What is the principle of PET scan in nuclear medicine?

The principle of PET scan in nuclear medicine is to detect gamma rays emitted by positron-emitting radiotracers.

PET (Positron Emission Tomography) is a type of nuclear medicine imaging that uses radiotracers to produce images of the body's biological functions. Radiotracers are molecules that are labelled with a positron-emitting radionuclide, such as fluorine-18, carbon-11, or oxygen-15. When injected into the body, the radiotracer travels to the target tissue or organ and emits positrons, which interact with electrons in the surrounding tissue to produce gamma rays.

The gamma rays are detected by a ring of detectors surrounding the patient, which record the location and intensity of the gamma rays. The data from the detectors is then processed by a computer to produce a 3D image of the distribution of the radiotracer in the body.
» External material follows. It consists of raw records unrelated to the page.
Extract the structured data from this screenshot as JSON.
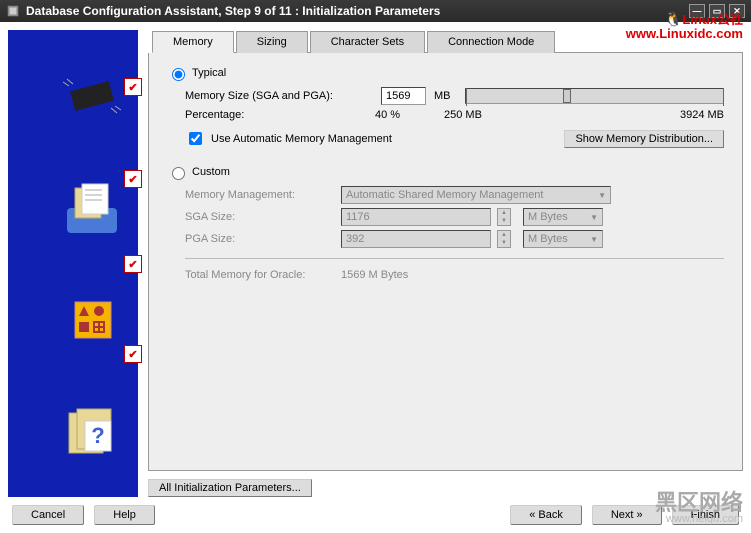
{
  "window": {
    "title": "Database Configuration Assistant, Step 9 of 11 : Initialization Parameters"
  },
  "watermark_top": {
    "line1": "Linux公社",
    "line2": "www.Linuxidc.com"
  },
  "watermark_bottom": {
    "line1": "黑区网络",
    "line2": "www.heiqu.com"
  },
  "tabs": {
    "memory": "Memory",
    "sizing": "Sizing",
    "charsets": "Character Sets",
    "connmode": "Connection Mode"
  },
  "memory": {
    "typical_label": "Typical",
    "mem_size_label": "Memory Size (SGA and PGA):",
    "mem_size_value": "1569",
    "mem_size_unit": "MB",
    "percentage_label": "Percentage:",
    "percentage_value": "40 %",
    "scale_min": "250 MB",
    "scale_max": "3924 MB",
    "use_auto_label": "Use Automatic Memory Management",
    "show_dist_label": "Show Memory Distribution...",
    "custom_label": "Custom",
    "mem_mgmt_label": "Memory Management:",
    "mem_mgmt_value": "Automatic Shared Memory Management",
    "sga_label": "SGA Size:",
    "sga_value": "1176",
    "sga_unit": "M Bytes",
    "pga_label": "PGA Size:",
    "pga_value": "392",
    "pga_unit": "M Bytes",
    "total_label": "Total Memory for Oracle:",
    "total_value": "1569 M Bytes"
  },
  "all_params_label": "All Initialization Parameters...",
  "footer": {
    "cancel": "Cancel",
    "help": "Help",
    "back": "Back",
    "next": "Next",
    "finish": "Finish"
  }
}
This image can be used to diagnose and monitor a range of diseases, including cancer, neurological disorders, and cardiovascular disease.

PET scans are particularly useful for detecting changes in metabolism and blood flow, as well as the presence of abnormal cells or tissues. They are often used in combination with other imaging techniques, such as CT or MRI, to provide a more comprehensive picture of the body's structure and function. PET scans are non-invasive and have few side effects, making them a safe and effective tool for diagnosing and treating a range of medical conditions.